What makes this design even stranger is that the turn-based combat is quite easy, with only boss fights and a few areas requiring more than basic attacks, but it’s coupled with a high random encounter rate. This results in tiresome dungeons filled with bland battles, where your only reward for exploring will usually be items you won’t have in the next scene anyway. Outside of dungeons, there are also basic side quests and a few arcade-style mini-games that you can do for additional experience, which are a nice change of pace.
Between the lack of gameplay continuity, the flashback setup, and the way the Demon King segments play out almost more like a visual novel, the main focus is probably intended to be the story. However, the bulk of the story is generic, with familiar tropes and simple twists that make it feel like any other game in the genre. It only breaks free from this sense in the final hours.

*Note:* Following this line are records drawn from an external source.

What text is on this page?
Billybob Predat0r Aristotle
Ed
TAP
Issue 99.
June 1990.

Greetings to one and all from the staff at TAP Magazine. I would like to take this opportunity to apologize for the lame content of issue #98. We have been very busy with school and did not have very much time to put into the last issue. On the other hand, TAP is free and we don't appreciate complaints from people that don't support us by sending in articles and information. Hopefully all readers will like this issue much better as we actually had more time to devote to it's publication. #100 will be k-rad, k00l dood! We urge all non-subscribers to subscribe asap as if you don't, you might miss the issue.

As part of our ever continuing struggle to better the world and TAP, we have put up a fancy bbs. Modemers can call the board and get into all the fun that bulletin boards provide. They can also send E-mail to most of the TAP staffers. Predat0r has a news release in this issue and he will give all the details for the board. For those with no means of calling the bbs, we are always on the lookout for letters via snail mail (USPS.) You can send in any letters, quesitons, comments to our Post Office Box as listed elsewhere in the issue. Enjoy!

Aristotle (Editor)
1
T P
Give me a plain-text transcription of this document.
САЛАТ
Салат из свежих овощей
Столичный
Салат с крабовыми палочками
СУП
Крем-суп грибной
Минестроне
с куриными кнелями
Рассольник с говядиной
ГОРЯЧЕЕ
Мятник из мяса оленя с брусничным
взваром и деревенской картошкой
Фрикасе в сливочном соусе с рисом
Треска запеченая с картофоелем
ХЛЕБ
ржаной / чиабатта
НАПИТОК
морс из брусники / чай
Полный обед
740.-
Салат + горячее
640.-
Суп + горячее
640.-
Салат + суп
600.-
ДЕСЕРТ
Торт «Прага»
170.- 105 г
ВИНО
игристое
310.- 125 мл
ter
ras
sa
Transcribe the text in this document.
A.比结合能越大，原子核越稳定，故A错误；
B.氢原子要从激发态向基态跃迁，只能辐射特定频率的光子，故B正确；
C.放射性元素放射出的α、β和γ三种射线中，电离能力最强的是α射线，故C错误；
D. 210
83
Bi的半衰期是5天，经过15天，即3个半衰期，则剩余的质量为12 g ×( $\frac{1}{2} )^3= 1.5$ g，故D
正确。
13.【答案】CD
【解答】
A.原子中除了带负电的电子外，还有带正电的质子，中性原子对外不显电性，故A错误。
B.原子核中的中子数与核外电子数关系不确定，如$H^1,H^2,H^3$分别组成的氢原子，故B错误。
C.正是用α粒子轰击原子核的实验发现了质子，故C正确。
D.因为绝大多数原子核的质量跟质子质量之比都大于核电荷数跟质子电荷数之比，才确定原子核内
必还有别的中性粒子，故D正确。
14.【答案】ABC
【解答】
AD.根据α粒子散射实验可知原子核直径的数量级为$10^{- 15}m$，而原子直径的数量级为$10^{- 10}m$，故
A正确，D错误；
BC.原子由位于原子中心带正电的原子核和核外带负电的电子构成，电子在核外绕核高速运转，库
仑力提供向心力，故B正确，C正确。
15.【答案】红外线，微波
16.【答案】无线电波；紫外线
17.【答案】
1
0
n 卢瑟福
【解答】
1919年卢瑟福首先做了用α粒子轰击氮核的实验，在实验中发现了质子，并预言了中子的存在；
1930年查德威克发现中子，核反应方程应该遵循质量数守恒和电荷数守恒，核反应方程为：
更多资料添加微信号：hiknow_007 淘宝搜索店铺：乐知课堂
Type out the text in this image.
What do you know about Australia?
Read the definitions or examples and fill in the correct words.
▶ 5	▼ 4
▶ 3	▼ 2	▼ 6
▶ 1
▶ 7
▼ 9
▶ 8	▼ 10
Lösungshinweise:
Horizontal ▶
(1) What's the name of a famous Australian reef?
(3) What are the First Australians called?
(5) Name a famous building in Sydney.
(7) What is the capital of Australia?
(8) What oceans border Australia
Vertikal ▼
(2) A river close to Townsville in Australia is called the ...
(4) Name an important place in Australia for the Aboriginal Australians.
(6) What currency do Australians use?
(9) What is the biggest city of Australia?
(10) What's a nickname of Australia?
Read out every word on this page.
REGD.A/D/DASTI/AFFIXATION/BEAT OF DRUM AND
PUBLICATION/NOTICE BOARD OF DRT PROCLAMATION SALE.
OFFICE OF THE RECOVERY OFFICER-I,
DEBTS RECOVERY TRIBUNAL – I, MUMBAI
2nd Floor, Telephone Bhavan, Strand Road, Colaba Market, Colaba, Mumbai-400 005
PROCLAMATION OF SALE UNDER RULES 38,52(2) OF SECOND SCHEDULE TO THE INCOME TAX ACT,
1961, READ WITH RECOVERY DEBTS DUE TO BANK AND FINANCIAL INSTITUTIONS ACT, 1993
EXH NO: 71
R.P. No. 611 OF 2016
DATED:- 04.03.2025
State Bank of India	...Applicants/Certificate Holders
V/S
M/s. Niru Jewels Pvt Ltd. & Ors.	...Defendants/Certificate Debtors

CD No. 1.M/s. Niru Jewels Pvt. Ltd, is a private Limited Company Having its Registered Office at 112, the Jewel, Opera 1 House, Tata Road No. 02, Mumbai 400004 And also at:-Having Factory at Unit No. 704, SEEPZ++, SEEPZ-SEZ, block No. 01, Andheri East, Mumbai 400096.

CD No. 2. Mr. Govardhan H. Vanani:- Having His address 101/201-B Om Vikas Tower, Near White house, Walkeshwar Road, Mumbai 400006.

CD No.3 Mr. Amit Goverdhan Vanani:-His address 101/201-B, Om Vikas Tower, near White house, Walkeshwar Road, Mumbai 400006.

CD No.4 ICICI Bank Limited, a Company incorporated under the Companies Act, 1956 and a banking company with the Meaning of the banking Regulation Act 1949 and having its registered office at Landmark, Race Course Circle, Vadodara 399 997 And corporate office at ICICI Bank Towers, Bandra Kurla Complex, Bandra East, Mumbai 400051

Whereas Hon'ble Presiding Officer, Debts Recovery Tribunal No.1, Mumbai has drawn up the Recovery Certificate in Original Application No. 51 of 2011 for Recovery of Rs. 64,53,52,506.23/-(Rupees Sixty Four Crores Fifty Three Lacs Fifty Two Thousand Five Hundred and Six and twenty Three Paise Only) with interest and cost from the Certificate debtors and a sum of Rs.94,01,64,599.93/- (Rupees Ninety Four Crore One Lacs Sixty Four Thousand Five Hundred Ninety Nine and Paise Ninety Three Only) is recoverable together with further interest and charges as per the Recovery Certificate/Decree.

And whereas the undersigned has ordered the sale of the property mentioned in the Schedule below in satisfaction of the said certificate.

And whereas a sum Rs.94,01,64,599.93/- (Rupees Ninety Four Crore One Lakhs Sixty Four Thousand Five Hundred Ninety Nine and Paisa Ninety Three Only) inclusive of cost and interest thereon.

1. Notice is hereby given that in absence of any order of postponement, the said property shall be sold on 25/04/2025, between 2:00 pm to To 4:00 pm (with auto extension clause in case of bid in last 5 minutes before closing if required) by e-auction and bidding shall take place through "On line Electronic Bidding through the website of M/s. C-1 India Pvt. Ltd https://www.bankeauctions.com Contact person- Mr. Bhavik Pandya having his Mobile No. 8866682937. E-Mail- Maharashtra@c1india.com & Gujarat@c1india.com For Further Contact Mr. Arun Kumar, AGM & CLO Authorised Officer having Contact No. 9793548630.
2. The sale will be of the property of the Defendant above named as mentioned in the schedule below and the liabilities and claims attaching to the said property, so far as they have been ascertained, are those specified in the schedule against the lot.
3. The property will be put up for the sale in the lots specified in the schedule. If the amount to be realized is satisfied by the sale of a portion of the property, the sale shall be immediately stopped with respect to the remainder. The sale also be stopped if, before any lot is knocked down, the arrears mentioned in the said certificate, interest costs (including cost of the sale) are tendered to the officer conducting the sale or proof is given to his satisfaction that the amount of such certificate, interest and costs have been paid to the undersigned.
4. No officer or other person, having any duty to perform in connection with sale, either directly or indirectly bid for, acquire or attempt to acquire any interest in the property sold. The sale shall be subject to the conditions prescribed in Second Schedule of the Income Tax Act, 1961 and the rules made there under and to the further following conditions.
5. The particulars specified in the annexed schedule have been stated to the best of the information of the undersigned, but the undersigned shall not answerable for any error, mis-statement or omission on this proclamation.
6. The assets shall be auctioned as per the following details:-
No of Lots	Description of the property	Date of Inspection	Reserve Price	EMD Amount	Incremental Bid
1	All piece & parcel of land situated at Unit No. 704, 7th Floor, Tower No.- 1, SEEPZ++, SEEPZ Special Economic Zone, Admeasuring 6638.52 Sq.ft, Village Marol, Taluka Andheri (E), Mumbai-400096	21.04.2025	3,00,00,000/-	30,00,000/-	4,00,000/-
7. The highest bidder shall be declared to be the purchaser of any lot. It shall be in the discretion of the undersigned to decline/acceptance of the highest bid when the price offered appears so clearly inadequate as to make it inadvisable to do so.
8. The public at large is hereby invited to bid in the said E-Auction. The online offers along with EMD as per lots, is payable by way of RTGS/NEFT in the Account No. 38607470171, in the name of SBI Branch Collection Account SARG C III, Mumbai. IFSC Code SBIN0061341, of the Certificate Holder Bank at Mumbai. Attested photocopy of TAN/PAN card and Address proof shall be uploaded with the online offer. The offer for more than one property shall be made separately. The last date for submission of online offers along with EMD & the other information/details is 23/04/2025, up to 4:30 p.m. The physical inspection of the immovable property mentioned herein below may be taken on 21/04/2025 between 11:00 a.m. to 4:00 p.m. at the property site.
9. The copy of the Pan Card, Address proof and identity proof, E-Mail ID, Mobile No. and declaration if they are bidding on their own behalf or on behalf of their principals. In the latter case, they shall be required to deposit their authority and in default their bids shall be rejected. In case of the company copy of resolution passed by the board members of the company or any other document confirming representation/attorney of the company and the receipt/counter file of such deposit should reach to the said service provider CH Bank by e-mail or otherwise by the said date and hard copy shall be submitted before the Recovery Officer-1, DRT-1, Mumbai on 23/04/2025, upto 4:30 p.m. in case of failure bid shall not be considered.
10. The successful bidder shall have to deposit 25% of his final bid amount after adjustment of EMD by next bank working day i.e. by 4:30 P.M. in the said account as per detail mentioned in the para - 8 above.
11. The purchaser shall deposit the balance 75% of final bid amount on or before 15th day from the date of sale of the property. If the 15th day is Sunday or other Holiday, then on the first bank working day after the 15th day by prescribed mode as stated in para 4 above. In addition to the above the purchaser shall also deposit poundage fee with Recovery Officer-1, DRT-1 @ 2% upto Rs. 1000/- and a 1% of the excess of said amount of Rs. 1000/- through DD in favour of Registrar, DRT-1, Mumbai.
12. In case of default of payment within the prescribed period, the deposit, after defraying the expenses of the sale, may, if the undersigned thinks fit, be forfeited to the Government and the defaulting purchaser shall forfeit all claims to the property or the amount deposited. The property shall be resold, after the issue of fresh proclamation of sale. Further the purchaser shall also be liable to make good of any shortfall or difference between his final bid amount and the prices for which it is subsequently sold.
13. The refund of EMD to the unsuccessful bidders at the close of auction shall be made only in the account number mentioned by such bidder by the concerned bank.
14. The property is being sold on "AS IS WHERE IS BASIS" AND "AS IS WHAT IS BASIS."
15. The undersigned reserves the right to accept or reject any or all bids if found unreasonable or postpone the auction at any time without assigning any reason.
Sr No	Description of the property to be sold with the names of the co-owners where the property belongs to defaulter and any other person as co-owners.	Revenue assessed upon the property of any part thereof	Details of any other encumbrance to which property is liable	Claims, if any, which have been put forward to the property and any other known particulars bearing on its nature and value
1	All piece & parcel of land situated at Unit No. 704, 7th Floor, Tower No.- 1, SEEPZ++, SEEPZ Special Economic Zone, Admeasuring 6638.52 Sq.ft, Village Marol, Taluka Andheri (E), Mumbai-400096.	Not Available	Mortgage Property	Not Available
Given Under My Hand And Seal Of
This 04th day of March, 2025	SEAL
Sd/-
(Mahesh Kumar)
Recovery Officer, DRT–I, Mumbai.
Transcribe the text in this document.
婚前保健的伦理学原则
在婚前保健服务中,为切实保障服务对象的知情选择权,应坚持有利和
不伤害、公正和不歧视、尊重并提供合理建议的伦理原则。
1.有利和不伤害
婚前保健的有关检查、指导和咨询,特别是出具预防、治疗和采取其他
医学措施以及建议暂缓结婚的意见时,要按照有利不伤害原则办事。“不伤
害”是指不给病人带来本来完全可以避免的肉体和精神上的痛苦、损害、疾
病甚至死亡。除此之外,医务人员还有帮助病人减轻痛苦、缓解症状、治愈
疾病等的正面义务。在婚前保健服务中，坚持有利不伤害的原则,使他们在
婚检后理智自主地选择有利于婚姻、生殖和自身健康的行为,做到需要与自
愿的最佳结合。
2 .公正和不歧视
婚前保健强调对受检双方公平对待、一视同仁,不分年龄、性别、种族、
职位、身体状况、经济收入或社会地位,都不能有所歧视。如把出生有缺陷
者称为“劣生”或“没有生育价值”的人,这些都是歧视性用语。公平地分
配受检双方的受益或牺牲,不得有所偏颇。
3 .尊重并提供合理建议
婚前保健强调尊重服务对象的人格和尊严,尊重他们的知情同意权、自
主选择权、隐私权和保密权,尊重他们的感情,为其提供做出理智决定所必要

The final two hours of The Longest Five Minutes feel like they are what the game was designed for. They bring in some genuinely interesting plot points that finally use the flashback structure to their advantage. Nevertheless, after the bland combat and generic storytelling along the way, my enjoyment of the final revelations just left me wondering why the entire game couldn’t have been more like that.
The Final Word
The Longest Five Minutes is a strange mix: a cool premise put together with a weak combat system and a generic story that doesn’t come into its own until the very end. It has good points, especially if you’re nostalgic for old-school turn-based JRPGs, and the final hours are pretty interesting, but the tedious journey to get there makes it hard to say it’s worth it.